Main server for all wit products.
Introduction
The cornerstone of all wit
products, this is a suite of serverless microservices,
providing a common set of services across all wit
products including, but not limited to,
licensing & subscription, authentication & authorisation, application updates/upgrades, notifications,
billing, payments, account management, registration, user management and device management, in
addition to federating access to 3rd party services, such as, transport, news & weather.
Serverless Microservices
Serverless in deployment allowing to accommodate any dynamic load scenario as demand requires. Cloud Provider Agnostic - AWS, Azure, GCP and/or public/private cloud Kubernetes deployment.

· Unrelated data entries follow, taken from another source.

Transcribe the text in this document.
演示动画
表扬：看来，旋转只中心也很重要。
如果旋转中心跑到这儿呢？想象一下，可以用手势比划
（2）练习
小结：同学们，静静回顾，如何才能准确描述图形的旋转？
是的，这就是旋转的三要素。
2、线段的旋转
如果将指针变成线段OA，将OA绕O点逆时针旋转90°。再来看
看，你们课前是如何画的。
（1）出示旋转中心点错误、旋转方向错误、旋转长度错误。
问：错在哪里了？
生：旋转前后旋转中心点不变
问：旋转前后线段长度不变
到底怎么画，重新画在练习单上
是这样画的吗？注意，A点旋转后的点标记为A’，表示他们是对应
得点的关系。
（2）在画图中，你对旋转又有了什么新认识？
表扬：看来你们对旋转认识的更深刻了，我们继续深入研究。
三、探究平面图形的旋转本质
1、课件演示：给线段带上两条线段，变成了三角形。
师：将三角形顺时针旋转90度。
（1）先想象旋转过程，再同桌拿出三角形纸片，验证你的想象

Fine grained Microservices, allowing for fine scaling by function, isolation between function and benefitting from the best use of technologies specific to that function. WOZiTech promotes node.js and MongoDB, but being tech agnostic and having a experience in a large number of tech, WOZiTech will not shy away from say a "C#.net/SQLserver" microservice if that is more relevant for the task at hand.
Secure From Ground Up
Token-based API security built in from the ground up. Not just authentication, but authorisation too through client ids, audiences and claims. Auth0 is preferred by WOZitech, as the industry leading provider of security as a platform, supporting extensive set of Identity Management scenarios including, but not limited to, social media (Facebook, github, google, Twitter), native client (Microsoft, Android, iPhone), SPA web applications and significantly here, APIs.
All environments, except local development, enforce TLS (SSL) encryption to secure data in transit, passing JWT in the HTTP Authorization header.
API Gateway
wit-serve
itself is the gateway to the wit
set of microservices, providing
federated access across all discovered services including logging, profiling and, where necessary, caching.

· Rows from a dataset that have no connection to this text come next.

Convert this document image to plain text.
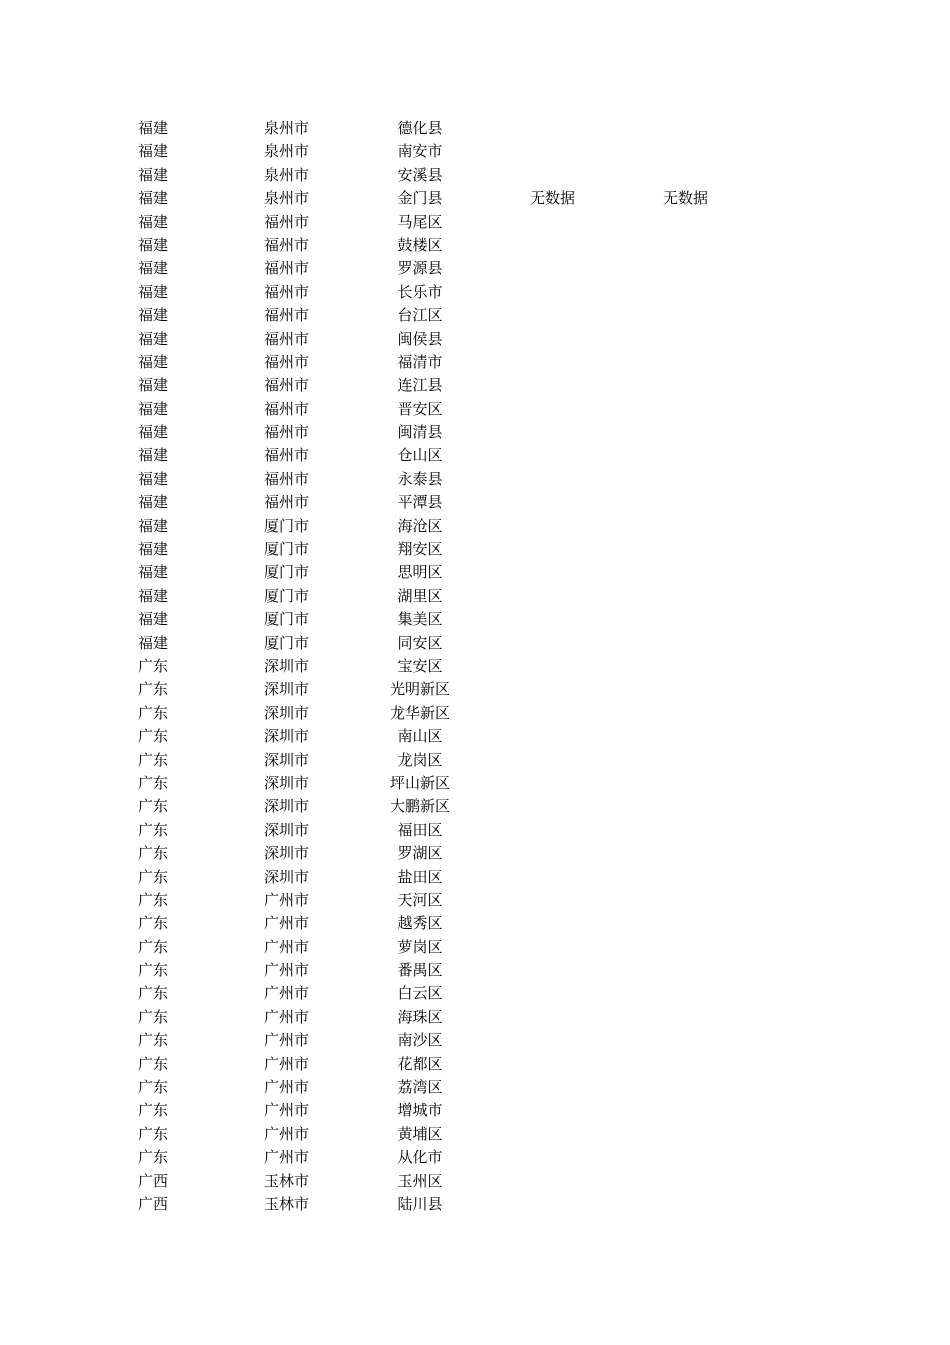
福建	泉州市	德化县
福建	泉州市	南安市
福建	泉州市	安溪县
福建	泉州市	金门县	无数据	无数据
福建	福州市	马尾区
福建	福州市	鼓楼区
福建	福州市	罗源县
福建	福州市	长乐市
福建	福州市	台江区
福建	福州市	闽侯县
福建	福州市	福清市
福建	福州市	连江县
福建	福州市	晋安区
福建	福州市	闽清县
福建	福州市	仓山区
福建	福州市	永泰县
福建	福州市	平潭县
福建	厦门市	海沧区
福建	厦门市	翔安区
福建	厦门市	思明区
福建	厦门市	湖里区
福建	厦门市	集美区
福建	厦门市	同安区
广东	深圳市	宝安区
广东	深圳市	光明新区
广东	深圳市	龙华新区
广东	深圳市	南山区
广东	深圳市	龙岗区
广东	深圳市	坪山新区
广东	深圳市	大鹏新区
广东	深圳市	福田区
广东	深圳市	罗湖区
广东	深圳市	盐田区
广东	广州市	天河区
广东	广州市	越秀区
广东	广州市	萝岗区
广东	广州市	番禺区
广东	广州市	白云区
广东	广州市	海珠区
广东	广州市	南沙区
广东	广州市	花都区
广东	广州市	荔湾区
广东	广州市	增城市
广东	广州市	黄埔区
广东	广州市	从化市
广西	玉林市	玉州区
广西	玉林市	陆川县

API namespace is important; accessing microservices by portable URIs, across multiple environments. A microservice must be resolvable by URI and RESTful actions (GET, POST, DELETE, PUT) upon that URI.
Although microservices can be platform agnostic, all wit
microservices are deployed to the AWS platform.
This however has little sigificance, because as an API gateway, the deployment of wit-serve
only is significant; all wit
microservices, although individually directly accessible are accessed
via this gateway. Consequently only one root domain is required for the namespace to resolve wit-serve
microservices.
But separate namespaces are required for each environment. To allow for common TLS (SSL) certificates to
secure transport, the environment namespace must derive from a common namespace. All wit
microservices can be consumed by any wit
product.
The namespace used for wit
microservices will follow this pattern:
[http|https]://<environment>.api.wit.wozitech.click/<service name>
It is noted that by including the environment within the root namespace, each environment 'can' itself be deployed
to separate cloud providers; for example, production to AWS, acceptance to Azure and regression to GCP. All that is required
is a little cleverness to manage the sub-domains across cloud providers.
Different client platforms have different API interaction needs. An SPA web application will invoke an microservice API
differently to that of an Android client application. wit-serve
is the 'Backend for the Frontend' providing
facades to deliver the API more efficiently.
As a gateway, wit-serve
will employ good microservice patterns to ensure API availability, including, but not
limited to, circuit breaking and failover.
Local Development and Test
Develop and run functions locally to speed development and use best practice unit and integration tests.
Local deployment allows simple and effective development/testing of client applications & services
that depend on these functions. But rather the developer having to create individual test environments
with each dependable function then deployed and consequently configure their client accordingly, all
wit-serve
functions can be deployed to a local APIGW (nest.js single instance).
Alternatively, a wit-serve
Docker image using 'localstack'.
Showcase
Showcasing in this project is:
- Lambda Framework - despite its name, this is a Javascript API for abstracting serverless web applications for any provider (common cloud or custom).
- middy - lightweight middleware engine for AWS Lambda functions.
- pact.io - consumer driven contract test tool.
- Kong - the modern day API Gateway, along with Docker Kong = a Docker runable image of Kong (requires external Cassandra/PostgreSQL instance).
- AWS APIGW - industry leading serverless technology from AWS to expose lambda functions.
- AWS Lambda - industry leading serverless technology from AWS.
- AWS Step Functions - Orchestrating AWS Lambda.
- kubeless - Kubernetes answer to serverless functions.
- Azure Functions - Microsoft"s answer to serverless functions.
- GCP Functions - Google"s answer to serverless functions.
- localstack - A fully functional local AWS cloud stack, but more specifically localstack docker - a runable docker image.
- nest.js - node.js framework brokering local (test) access to functions by client services.
- Auth0 - never compromise on Identity; security from the ground up across all services.
-
Serverless Framework - open source agnostic serverless development and deployment.
And following on from this, introducing:
- Serverless Event Gateway - X-Cloud Providers event router.
- Serverless Dashboard - visualisation, monitoring & management of serverless functions x-cloud providers.